Henry Kissinger discusses decision-making at Harvard's Sanders Theatre in April. Moderated by Belfer Center Director Graham Allison, panelists included Harvard University Distinguished Service Professor Joseph Nye and doctoral student Jessica Blankshain.
Kissinger's Return to Harvard Draws Enthusiastic Crowd
Harvard President Drew Faust called him “one of Harvard’s most legendary graduates” as she welcomed Henry Kissinger back to campus as part of the university’s 375th anniversary celebration. And the overflow crowd that gathered to hear him speak at Sanders Theatre on April 11 was testimony to that legend.
After his round-table discussion with Belfer Center Director Graham Allison, Harvard University Distinguished Professor Joseph Nye, and Kennedy School doctoral student Jessica Blankshain, the 88-year-old Kissinger mingled with students who crowded the stage to have him sign copies of his latest book, On China.

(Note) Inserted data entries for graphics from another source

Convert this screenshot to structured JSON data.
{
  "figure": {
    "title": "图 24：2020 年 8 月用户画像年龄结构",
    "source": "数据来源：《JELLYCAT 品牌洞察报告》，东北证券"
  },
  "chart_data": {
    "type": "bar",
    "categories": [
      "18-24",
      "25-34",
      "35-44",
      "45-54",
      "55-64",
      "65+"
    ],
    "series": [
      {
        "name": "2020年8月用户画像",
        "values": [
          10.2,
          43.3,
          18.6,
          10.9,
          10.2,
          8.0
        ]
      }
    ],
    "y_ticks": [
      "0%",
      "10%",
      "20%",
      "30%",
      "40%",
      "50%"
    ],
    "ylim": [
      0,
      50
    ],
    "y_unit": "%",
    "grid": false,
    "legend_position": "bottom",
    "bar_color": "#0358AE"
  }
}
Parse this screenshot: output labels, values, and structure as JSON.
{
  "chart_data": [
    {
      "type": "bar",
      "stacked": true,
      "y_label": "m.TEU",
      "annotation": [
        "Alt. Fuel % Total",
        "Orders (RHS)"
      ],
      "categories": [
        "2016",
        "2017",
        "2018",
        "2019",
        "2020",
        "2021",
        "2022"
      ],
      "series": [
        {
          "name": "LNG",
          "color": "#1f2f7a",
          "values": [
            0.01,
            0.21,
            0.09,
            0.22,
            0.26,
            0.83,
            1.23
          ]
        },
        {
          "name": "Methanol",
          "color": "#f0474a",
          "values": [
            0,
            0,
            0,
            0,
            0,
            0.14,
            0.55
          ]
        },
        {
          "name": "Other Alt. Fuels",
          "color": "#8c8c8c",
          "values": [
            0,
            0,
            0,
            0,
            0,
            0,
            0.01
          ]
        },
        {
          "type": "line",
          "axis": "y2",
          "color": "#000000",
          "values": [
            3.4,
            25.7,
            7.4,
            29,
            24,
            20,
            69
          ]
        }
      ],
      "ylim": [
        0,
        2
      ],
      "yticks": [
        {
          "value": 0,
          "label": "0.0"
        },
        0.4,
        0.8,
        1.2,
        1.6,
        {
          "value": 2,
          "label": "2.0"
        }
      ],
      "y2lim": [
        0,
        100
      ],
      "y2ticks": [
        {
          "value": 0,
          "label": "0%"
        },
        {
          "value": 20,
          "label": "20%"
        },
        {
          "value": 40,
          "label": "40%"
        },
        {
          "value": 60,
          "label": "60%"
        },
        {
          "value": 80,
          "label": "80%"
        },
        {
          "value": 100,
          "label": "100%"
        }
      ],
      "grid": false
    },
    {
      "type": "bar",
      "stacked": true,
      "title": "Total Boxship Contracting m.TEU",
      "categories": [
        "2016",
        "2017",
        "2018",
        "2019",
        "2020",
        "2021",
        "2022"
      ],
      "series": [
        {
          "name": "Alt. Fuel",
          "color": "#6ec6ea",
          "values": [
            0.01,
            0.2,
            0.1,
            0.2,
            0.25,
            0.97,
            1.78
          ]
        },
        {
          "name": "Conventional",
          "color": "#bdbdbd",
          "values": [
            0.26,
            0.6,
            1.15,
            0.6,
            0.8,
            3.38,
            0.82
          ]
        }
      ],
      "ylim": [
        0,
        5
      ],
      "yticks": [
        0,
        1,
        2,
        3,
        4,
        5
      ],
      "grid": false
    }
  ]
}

There were a few echoes of the anti-Vietnam War protests that dogged Kissinger when he served as national security adviser and then Secretary of State under Presidents Nixon and Ford from 1969 to 1977. Kissinger responded to one critical question by saying: “No one had a bigger interest in ending the war than the people who were in office.”
Kissinger described the stark contrast he encountered when he joined the government after 15 years as a Harvard professor of government. He said an academic scholar “can pick his topic. He can work on it for as long as he wants. He can choose the best possible vision of it, and he has the option of changing his mind. None of these options exist for the statesman. Issues present themselves and have to be dealt with in a finite period of time.”